L’emploi des esclaves aux
Amériques
L’exploitation des
plantations de café utilisait 20% de la main d’œuvre servile déportée
et c’est elle qui à la fin du XVIII° siècle va se développer. Les
mines utilisaient 10% des esclaves (des hommes) et les travaux
domestiques 15% (des femmes), le reste se répartissait entre la culture
du coton et du cacao.
Mais ce sont les grandes plantations de canne à
sucre qui absorbaient le plus d’esclaves, la moitié des Africains qui
survivaient à la traversée de l'Atlantique finissaient dans une
colonie sucrière.
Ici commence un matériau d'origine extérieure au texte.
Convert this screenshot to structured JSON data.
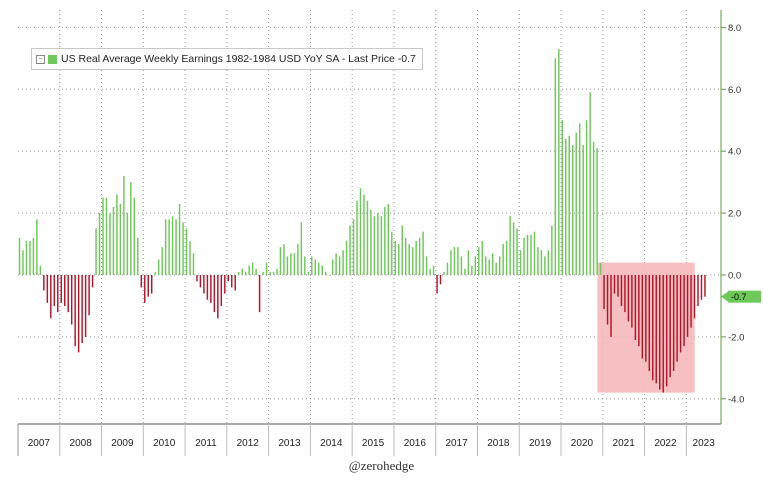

Là, la productivité et la rentabilité peuvent être
poussés au maximum et le travail y est plus simple que dans les
plantation de coton et plus rentable que dans celles du tabac (les
esclaves n’avaient qu’à couper les cannes et les transporter au
moulin).
Mais si la culture du sucre consomme tant d'esclave,
c’est qu’elle les use vite, obligeant les planteurs à y affecter
les esclaves les plus jeunes, quitte à les fouetter lorsque la
productivité ralentit.
Les
plantations de canne à sucre.
A
l’origine, la canne à sucre.
Connue depuis la préhistoire, la canne à
sucre serait originaire de Nouvelle-Guinée puis elle aurait atteint
l’Inde et la Chine au VI° siècle avant J.C. C’est Alexandre le
Grand, lors de son retour de l’Indus (en 325 avant J.C) qui la fait
connaître aux Grecs et ce sont les Perses qui l’introduisent en
Orient d’où les arabes vont la diffuser (VII° siècle) dans les
territoires qu’ils occupent. Le mode d’exploitation des plantations
est déjà l’esclavage, il se poursuivra dans les colonies d’Amériques,
jusqu’à son abolition au XIX° siècle. L’occident va découvrir le
sucre avec les croisades et au XIII° siècle son usage se répand en
Europe mais reste réservé à une élite de la classe bourgeoise des
villes. La prise de Constantinople par les Turcs freine le commerce du
sucre entre l’Orient et les marchands Italiens qui cherchent alors
d’autres débouchés et de nouveaux centres d’exploitation de canne
à sucre. Or la canne est déjà répandue dans les îles Baléares,
dans le sud de l’Espagne et du Portugal et elle est implantée dans
les îles Canaries, récemment découvertes.
A
la conquête des Indes Occidentales.
C’est Christophe
Colomb qui va l’introduire sur l'île d'Hispaniola (actuelles Haïti
et Saint Domingue), lors de son second voyage en 1493, où, grâce au
climat, sa culture va rapidement prospérer mais nécessite toujours une
main d’œuvre abondante qui va alimenter la traite des noirs en
provenance d’Afrique.
Si
la première cargaison de sucre quitte Hispaniola à destination de l'Espagne en 1516, la
révolution sucrière commence véritablement au Brésil dans les années
1600, puis elle se propage dans les Caraïbes et l’Amérique centrale,
où elle est introduite par les exilés hollandais chassés du Brésil
par les Portugais, et enfin dans les Antilles à partir de 1764 grâce
aux Anglais et au Français. Il s'agissait de grandes plantations qui
cultivaient uniquement la canne à sucre pour l'exporter.
Les
colonies qui importèrent le plus d'esclaves furent le Brésil, puis les
Antilles, mais l'arrivée en masse de ces nouveaux esclaves provoque la
baisse de leur prix d'achat par les planteurs de canne à sucre ;
en revanche elle favorise la production et fait baisser le prix du sucre
sur le marché mondial permettant de le faire découvrir au plus grand
nombre. En retour, cette stimulation de la demande se traduit par un
immense développement de l'économie sucrière et du trafic d'esclaves.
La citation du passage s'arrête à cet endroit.